You need to support the following method:
connect(a, b), an edge to connect node a and node b
query(a), Returns the number of connected component nodes which include node a.
Example
5 // n = 5
query(1) return 1
connect(1, 2)
query(1) return 2
connect(2, 4)
query(1) return 3
connect(1, 4)
query(1) return 3
思路:
经典并查集算法
注意:
- 在query()里面必须返回nodeNum[find(a)]而不是nodeNum[father[a]]。原因是当a的component跟另一个component合并时,father[a]可能还没更新。

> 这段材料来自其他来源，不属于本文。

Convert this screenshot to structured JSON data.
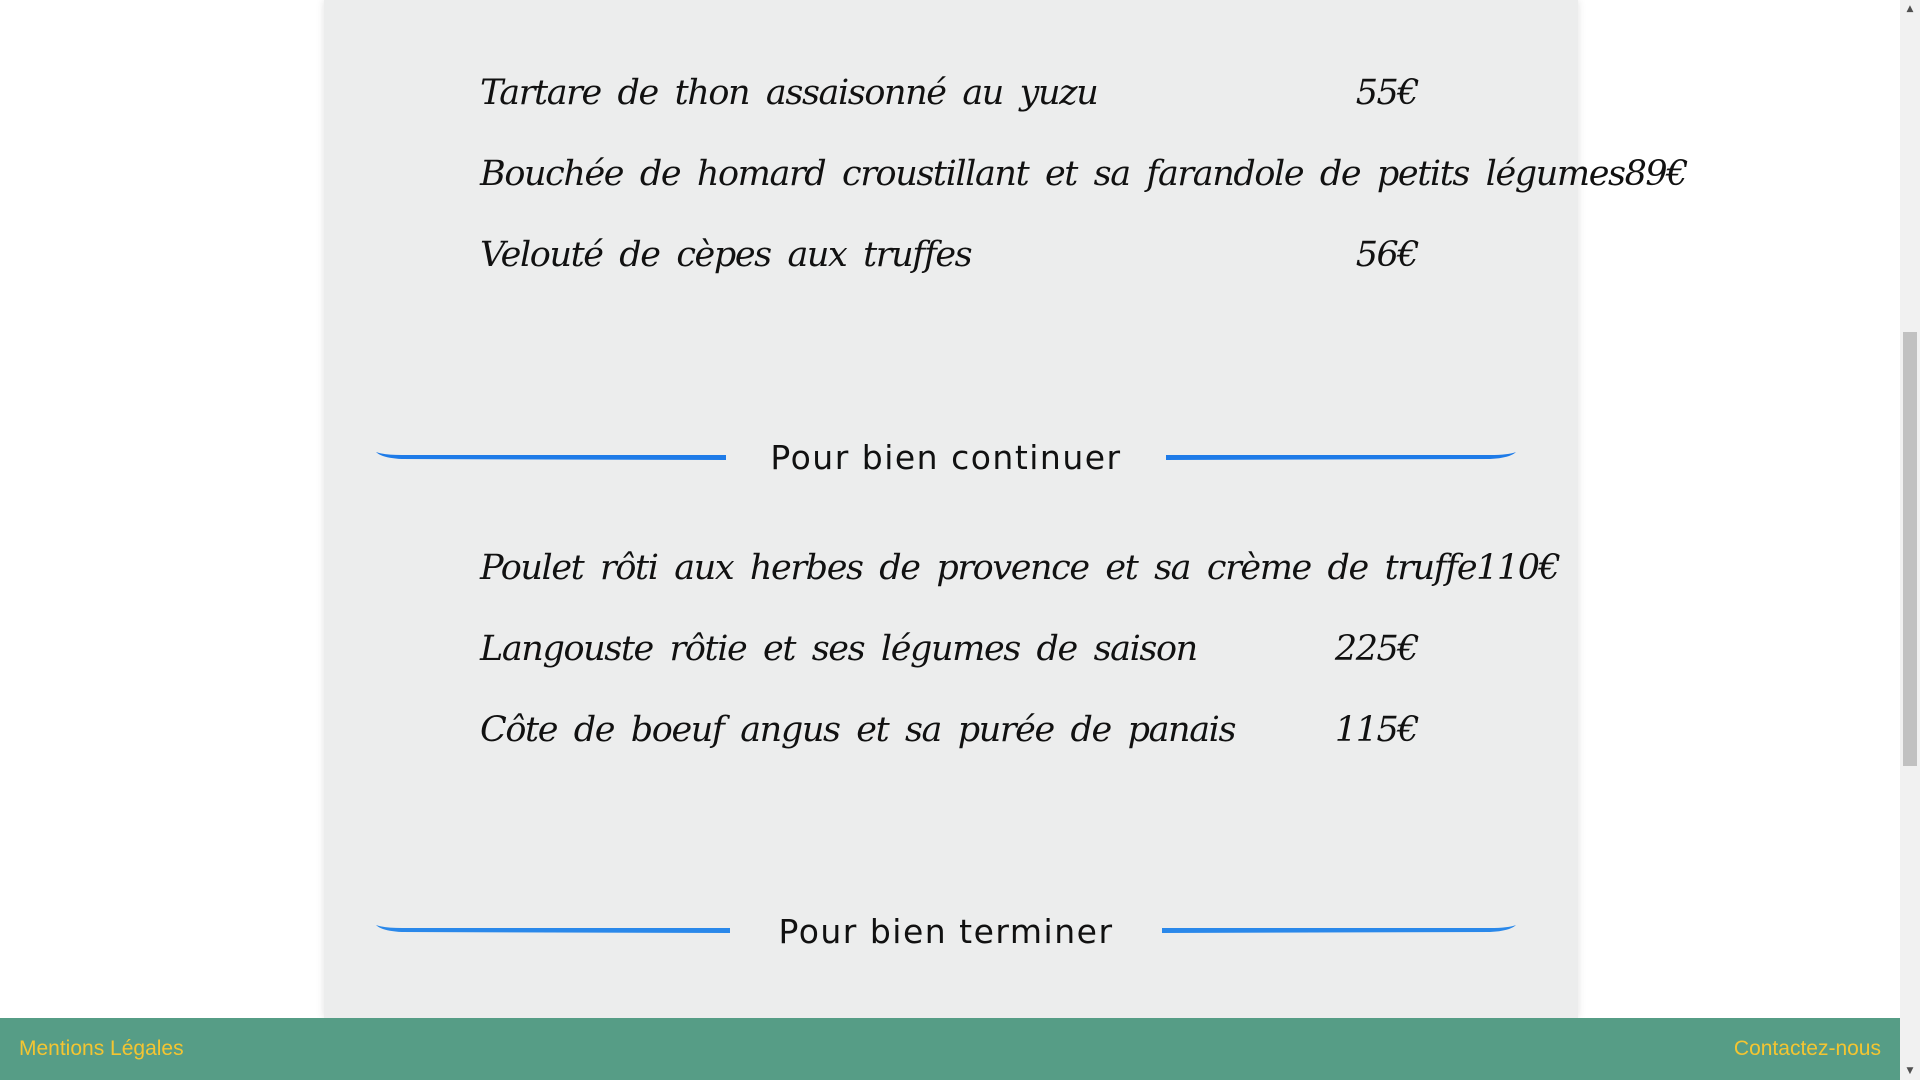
{
  "menu": {
    "starters": [
      {
        "name": "Tartare de thon assaisonné au yuzu",
        "price": "55€"
      },
      {
        "name": "Bouchée de homard croustillant et sa farandole de petits légumes",
        "price": "89€"
      },
      {
        "name": "Velouté de cèpes aux truffes",
        "price": "56€"
      }
    ],
    "sections": {
      "continue_title": "Pour bien continuer",
      "finish_title": "Pour bien terminer"
    },
    "mains": [
      {
        "name": "Poulet rôti aux herbes de provence et sa crème de truffe",
        "price": "110€"
      },
      {
        "name": "Langouste rôtie et ses légumes de saison",
        "price": "225€"
      },
      {
        "name": "Côte de boeuf angus et sa purée de panais",
        "price": "115€"
      }
    ]
  },
  "footer": {
    "legal_link": "Mentions Légales",
    "contact_link": "Contactez-nous"
  },
  "colors": {
    "card_background": "#eceded",
    "divider_blue": "#1e7be8",
    "footer_green": "#569d86",
    "footer_link": "#f4c531"
  },
  "scrollbar": {
    "up_icon": "scroll-up-arrow-icon",
    "down_icon": "scroll-down-arrow-icon",
    "position_fraction": 0.31
  }
}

举例如下:
input case:
ConnectingGraph2(5)
query(1)
connect(1, 2)
query(1)
connect(2, 4) – connect(2,4)后,1的father[]还未更新
query(1) – 如果直接返回nodeSum[father[1]]则出错!!!
connect(1, 4)
query(1)
同样,connect()里面也不能用father[a],必须用find(a)。
2) path compression的条件也可以写成while(x2!=father[x2]),但稍慢。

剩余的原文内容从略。